探偵には様々な事案がございますが、同時に日本列島色々な所に連れて行ってくれたりもします。

私の主な役割は現地に出向いて見たり聞いたりする聞き取り取材という仕事なので、市中は勿論、人家も疎らな山間部など、普段旅行などではとても行けないようなところが調査場所となります。

一日にフェリーが数便しか通わないような離島や人里離れた秘境のような山の奥まで。ようやくたどり着いた、見知らぬ土地で不安にかられながら見知らぬ人から話を聞かなければならないものですから、相手が優しい人でありますよう毎回手を合わせながら恐る恐る玄関の扉を叩きます。

そうして現れた人は皆、一様に優しい方ばかりです。私が初めての土地であたふたと右も左も判らずにまごついていることを察知してか、皆さん誰もが私を同情してくれます。私の様子を見るに見かねたか、仕事の話はそっちのけで、「お昼は食べたのか」とか、「今日は泊まるところはあるのか」とか、何かと気遣ってくれます。

これではどちらがインタビュアーか分かりません。「まあ上がってお茶でも飲んで…」などはざらで、中には帰り際に「お腹が空くから持って行きなさい」と、おにぎりや採れたての野菜を包んでくれる事もあります。

私はその優しさに感激して、聞きたいことは山ほどあったのに何も一つも聞けず、気がつけば山ほどのお土産を手にしています。

帰る道すがら、いったい私は何のためにわざわざこんなところまで来たのだろうと、我が身の不甲斐なさに落胆しながらも、でもやっぱり来て良かったなあという複雑な思いで山里を下りていきます。このようにして人様の温かい情に触れながら各地を廻る仕事を随分私は気に入っています。

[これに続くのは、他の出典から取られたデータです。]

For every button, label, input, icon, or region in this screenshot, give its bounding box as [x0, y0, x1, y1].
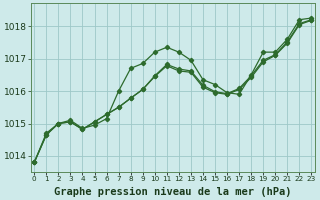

でもその割には、ご心配して頂いたり、同情されてばかりいるようですから、まだまだ探偵としての修行が足りないのかもしれません。

でも唯一の救いは今までに一度も門前払いされたことがないということでしょうか。

そして、取材に協力していただいた方にお礼の便りを出したりしますが、折り返しさらに詳しく教えて下さることもあります。私の列島巡りの修行はまだまだ続きそうです。